Contents of this chapter:

What is CorpusDraw?
Input to CorpusDraw
source file(s)
command file
file of legal tags
The CorpusDraw graphical user interface
the tree display window
the text window
editing buttons
display buttons
Output of CorpusDraw

What is CorpusDraw?

CorpusDraw displays the tree structures assigned to sentences in a parsed corpus and allows an annotator to edit these trees in the course of corpus construction or revision. It can also be used to display parse trees for presentation purposes.

Input to CorpusDraw

CorpusDraw accepts the following command line arguments:

  1. an optional specification of structural constraints on what sentences to display (command file).
  2. the corpus file to display (source file).
In addition, CorpusDraw will read in a file of legal syntactic and part-of-speech tags, if one is supplied. The corpus file, command file, and CorpusSearch program itself must reside in different directories. The recommended directory configuration has a root corpus directory with three sister subdirectories, one for CorpusSearch itself, one for the corpus source files and one for the command files and for the file of legal tags. When starting CorpusDraw, the current directory should normallybe the root directory of the corpus, with the path to the corpus file being worked on specified on the command line.

source file

A source file is any file that contains parsed, labelled sentences. This could be a file from the Penn Parsed Corpora of Historical English or from another parsed corpus.

command file

The command file contains a query, which describes a structure that every sentence must meet to be displayed by CD. The use of such a command file allows the annotator to view only those sentences relevant for a given editing change being implemented on the corpus.

file of legal tags

If CorpusDraw is given a file of legal tags, it will constrain node labels, both phrasal and part-of-speech tags, to come from the list in this file. This constraint prevents the accidental introduction of ill-formed labels.

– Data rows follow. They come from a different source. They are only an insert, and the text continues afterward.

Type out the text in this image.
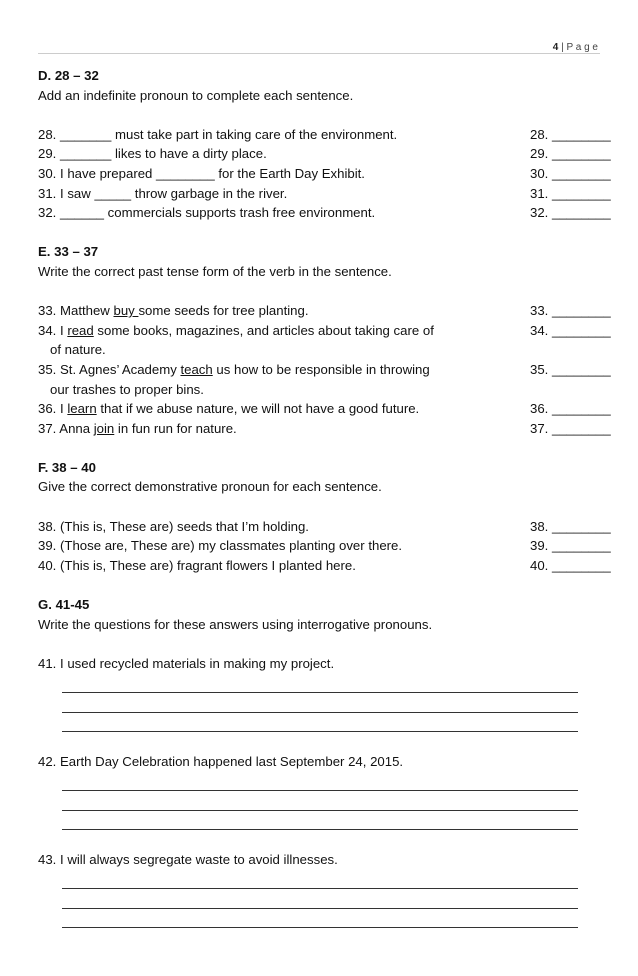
4 | P a g e
D. 28 – 32
Add an indefinite pronoun to complete each sentence.
28. _______ must take part in taking care of the environment.	28. ________
29. _______ likes to have a dirty place.	29. ________
30. I have prepared ________ for the Earth Day Exhibit.	30. ________
31. I saw _____ throw garbage in the river.	31. ________
32. ______ commercials supports trash free environment.	32. ________
E. 33 – 37
Write the correct past tense form of the verb in the sentence.
33. Matthew buy some seeds for tree planting.	33. ________
34. I read some books, magazines, and articles about taking care of	34. ________
of nature.
35. St. Agnes’ Academy teach us how to be responsible in throwing	35. ________
our trashes to proper bins.
36. I learn that if we abuse nature, we will not have a good future.	36. ________
37. Anna join in fun run for nature.	37. ________
F. 38 – 40
Give the correct demonstrative pronoun for each sentence.
38. (This is, These are) seeds that I’m holding.	38. ________
39. (Those are, These are) my classmates planting over there.	39. ________
40. (This is, These are) fragrant flowers I planted here.	40. ________
G. 41-45
Write the questions for these answers using interrogative pronouns.
41. I used recycled materials in making my project.
42. Earth Day Celebration happened last September 24, 2015.
43. I will always segregate waste to avoid illnesses.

To create a file of legal tags, the following lines should be inserted into a command file with the name "tags.q":

corpus_encoding: UTF-8

make_tag_list: t

The corpus_encoding line should be changed if the corpus font encoding is other than UTF-8. The command file may not contain any other contents. When CorpusSearch is run on the entire parsed corpus with this command file, a file with the name "tags.tag" is created. This is the legal tags file used by CorpusDraw.

The CorpusDraw graphical user interface

The CorpusDraw GUI is intended to be largely self-explanatory. The display, which can be seen by clicking here, contains the follow parts:

The scroll bars at the bottom and on the right edge of the tree display window allow different parts of the tree to be centered in the window. This can also be accomplished by clicking on the word in the text window that the user wishes to place in the center of the display. The arrows at left of the editing button row move the display from one sentence to the next.

The editing buttons allow the annotator to change node labels, to move nodes and their descendants around in the tree, to coindex nodes, and to add empty categories the various types specified in the legal tags file. CorpusDraw will not permit the annotator to accidently change the order of words in the sentence or to delete any.

The actions controlled by the editing buttons can also be triggered by the use of shortcuts, both keystrokes and mouse clicks. Some of these require a sequence of keystrokes or clicks. A current list of these shortcuts can be found in the next section of the manual. Here is a QuickTime movie of these shortcuts in action:

Output of CorpusDraw

When CorpusDraw is displaying a file with the name "foo.psd" and the file is saved after certain changes are made, the saved file has the name "foo.psd.new." This change in name guarantees that changes can easily be discarded.